Agrarian Wisdom for a Digital Age
By Eric Wright
Unlike my wife who grew up on a family farm in Minnesota, the lessons I gleaned from agriculture (pardon the pun) were discovered primarily in Sunday school. There, most of the illustrations and analogies were originally designed to connect with an agrarian culture, yet two millennia later, these timeless lessons from the land are just as relevant to a digital generation.
My favorite was the Parable of the Sower. It describes a farmer casting seed in a field and the seed falling on soil in various conditions with varying outcomes. The first lesson I realized was that success is often dependent on trying as many things as you can, as many times as you can, realizing that some will produce and some won’t. Like Edison, who tried thousands of substances as a filament for his electric light bulb, it is sowing not hoarding that produces geometric results.
The seed in the story, which is a message or idea, was the same. What differed was soil, namely the attitude and receptivity of the one who heard it. Every day I am exposed to transformational ideas, opportunities and people, yet those catalytic moments can pass me by because mental, emotional or even moral cataracts blind me from seizing them.

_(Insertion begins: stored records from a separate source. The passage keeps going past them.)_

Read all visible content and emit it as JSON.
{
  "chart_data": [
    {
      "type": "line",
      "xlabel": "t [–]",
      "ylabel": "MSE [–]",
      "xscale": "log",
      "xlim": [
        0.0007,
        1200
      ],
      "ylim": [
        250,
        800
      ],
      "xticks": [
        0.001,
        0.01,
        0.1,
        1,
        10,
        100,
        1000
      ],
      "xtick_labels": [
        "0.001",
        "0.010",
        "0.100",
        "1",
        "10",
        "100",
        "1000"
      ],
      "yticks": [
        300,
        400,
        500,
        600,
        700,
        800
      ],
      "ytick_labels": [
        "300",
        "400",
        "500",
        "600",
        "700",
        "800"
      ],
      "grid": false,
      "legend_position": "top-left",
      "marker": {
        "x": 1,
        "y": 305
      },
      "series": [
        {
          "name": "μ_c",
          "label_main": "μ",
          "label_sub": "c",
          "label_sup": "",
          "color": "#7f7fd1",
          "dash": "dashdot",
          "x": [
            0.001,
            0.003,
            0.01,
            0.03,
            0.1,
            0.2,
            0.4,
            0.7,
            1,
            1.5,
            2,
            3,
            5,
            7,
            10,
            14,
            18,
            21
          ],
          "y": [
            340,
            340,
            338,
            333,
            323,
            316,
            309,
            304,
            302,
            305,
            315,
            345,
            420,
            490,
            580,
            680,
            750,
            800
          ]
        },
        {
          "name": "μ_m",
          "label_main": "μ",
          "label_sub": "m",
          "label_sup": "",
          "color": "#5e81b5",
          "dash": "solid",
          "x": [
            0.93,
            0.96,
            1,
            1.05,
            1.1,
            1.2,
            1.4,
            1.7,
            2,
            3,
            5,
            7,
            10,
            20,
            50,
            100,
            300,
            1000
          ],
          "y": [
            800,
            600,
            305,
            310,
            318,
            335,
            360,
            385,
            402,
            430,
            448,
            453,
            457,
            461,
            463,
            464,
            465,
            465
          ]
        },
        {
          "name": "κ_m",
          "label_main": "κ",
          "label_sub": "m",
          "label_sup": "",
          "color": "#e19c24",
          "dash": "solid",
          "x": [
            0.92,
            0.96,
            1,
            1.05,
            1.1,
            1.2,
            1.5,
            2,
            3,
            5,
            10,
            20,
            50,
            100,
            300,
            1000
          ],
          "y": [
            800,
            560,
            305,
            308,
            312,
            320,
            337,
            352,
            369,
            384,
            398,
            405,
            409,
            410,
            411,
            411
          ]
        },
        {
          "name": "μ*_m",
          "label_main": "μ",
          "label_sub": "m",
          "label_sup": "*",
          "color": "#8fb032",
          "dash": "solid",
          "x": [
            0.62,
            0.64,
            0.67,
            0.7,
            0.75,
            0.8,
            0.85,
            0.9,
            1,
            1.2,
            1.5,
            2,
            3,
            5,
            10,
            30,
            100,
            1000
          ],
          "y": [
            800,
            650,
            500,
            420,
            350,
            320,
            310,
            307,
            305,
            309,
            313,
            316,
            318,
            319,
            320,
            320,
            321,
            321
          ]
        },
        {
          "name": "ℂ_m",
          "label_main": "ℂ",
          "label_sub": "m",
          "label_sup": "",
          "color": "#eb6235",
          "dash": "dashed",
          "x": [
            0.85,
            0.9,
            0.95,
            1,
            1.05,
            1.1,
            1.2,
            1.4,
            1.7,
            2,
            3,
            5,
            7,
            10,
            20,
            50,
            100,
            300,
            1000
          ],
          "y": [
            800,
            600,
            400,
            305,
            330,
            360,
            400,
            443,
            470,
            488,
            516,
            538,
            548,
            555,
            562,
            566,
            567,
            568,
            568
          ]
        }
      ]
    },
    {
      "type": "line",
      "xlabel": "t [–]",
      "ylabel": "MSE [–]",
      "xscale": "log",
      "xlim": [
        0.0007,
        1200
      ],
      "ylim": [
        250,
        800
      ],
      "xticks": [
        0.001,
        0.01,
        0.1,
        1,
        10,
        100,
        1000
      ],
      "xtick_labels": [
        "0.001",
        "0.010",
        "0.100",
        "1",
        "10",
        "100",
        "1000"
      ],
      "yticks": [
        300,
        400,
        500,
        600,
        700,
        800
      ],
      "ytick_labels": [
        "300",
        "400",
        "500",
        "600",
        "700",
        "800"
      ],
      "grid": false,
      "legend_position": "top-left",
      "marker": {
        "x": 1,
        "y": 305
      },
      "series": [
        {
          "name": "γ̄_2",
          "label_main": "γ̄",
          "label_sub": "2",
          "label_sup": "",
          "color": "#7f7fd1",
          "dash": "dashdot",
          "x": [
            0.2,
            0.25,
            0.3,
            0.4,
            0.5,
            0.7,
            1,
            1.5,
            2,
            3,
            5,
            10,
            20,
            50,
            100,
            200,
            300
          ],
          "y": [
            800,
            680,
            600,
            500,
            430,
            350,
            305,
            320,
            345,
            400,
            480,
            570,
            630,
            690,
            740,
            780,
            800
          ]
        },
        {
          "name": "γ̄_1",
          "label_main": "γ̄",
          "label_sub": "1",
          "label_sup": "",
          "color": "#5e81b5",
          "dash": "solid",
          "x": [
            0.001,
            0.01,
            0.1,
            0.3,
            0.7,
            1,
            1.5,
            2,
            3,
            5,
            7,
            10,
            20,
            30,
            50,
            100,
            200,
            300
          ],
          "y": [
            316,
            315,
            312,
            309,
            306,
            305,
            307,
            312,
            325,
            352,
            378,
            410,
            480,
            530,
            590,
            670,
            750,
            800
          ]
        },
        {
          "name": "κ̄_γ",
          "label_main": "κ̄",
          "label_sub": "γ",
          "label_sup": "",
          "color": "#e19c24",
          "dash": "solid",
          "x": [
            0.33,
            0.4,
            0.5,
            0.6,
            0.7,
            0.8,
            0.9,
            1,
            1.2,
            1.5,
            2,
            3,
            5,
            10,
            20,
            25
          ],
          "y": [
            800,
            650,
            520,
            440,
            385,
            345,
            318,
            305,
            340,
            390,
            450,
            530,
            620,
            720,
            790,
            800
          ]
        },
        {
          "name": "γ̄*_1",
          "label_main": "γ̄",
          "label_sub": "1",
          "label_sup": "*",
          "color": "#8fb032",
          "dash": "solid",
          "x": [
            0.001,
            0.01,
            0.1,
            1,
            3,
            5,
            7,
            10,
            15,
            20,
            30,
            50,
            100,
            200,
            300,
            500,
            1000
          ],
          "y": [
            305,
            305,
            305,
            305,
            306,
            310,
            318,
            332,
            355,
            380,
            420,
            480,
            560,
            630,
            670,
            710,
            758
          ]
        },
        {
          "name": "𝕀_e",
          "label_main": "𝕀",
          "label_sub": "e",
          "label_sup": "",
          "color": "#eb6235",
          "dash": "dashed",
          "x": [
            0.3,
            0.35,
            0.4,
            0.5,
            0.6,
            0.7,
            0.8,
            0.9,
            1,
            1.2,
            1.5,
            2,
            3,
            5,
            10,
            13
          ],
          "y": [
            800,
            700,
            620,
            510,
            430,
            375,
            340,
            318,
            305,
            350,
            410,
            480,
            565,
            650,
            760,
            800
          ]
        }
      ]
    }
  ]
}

Francis Bacon’s famous maxim, “Knowledge is power,” is very true. But this ancient parable reveals something that most of us come to realize: knowledge is plentiful, but it only becomes powerful to the one who has the foresight and fortitude to use it.
Another story was about a farmer who “planted his crop and then went to sleep, and it grew, even though he didn’t know why.” This one is pregnant with meaning, beginning with the realization that we have a part to play, i.e. planting. But then he went to sleep, because we don’t need to waste our time fretting about outcomes we can’t control.
Which leads to the next point. Much of what we use we do so without having to understand how it works. There are countless technologies and principles (like sowing and reaping) that you don’t have to understand the science or the psychology behind why they work, for them to work for you.
The text adds, “the soil produces the crop itself.” In other words, there is this dormant potential that we can’t explain nor do we produce, but we can unlock by simply planting the investment of our time, talents and attention in the right place. Steve Jobs said, “When you ask creative people how they did something, they feel a little guilty because they didn’t really do it, they just saw something.”
And Little Things
Perhaps the most familiar is “to have faith like a mustard seed.” Einstein was rightly selected as Time’s “Man of the Century” in 1999. No other single individual did more to reshape our understanding of how the universe works. One of his startling revelations was that a minute spec of matter has enough energy to light a city.
Like a small acorn can grow into a majestic oak and small beginnings can lead to remarkable outcomes, it is the irrepressible belief in that little idea that changes our world and perhaps everyone else’s for the better.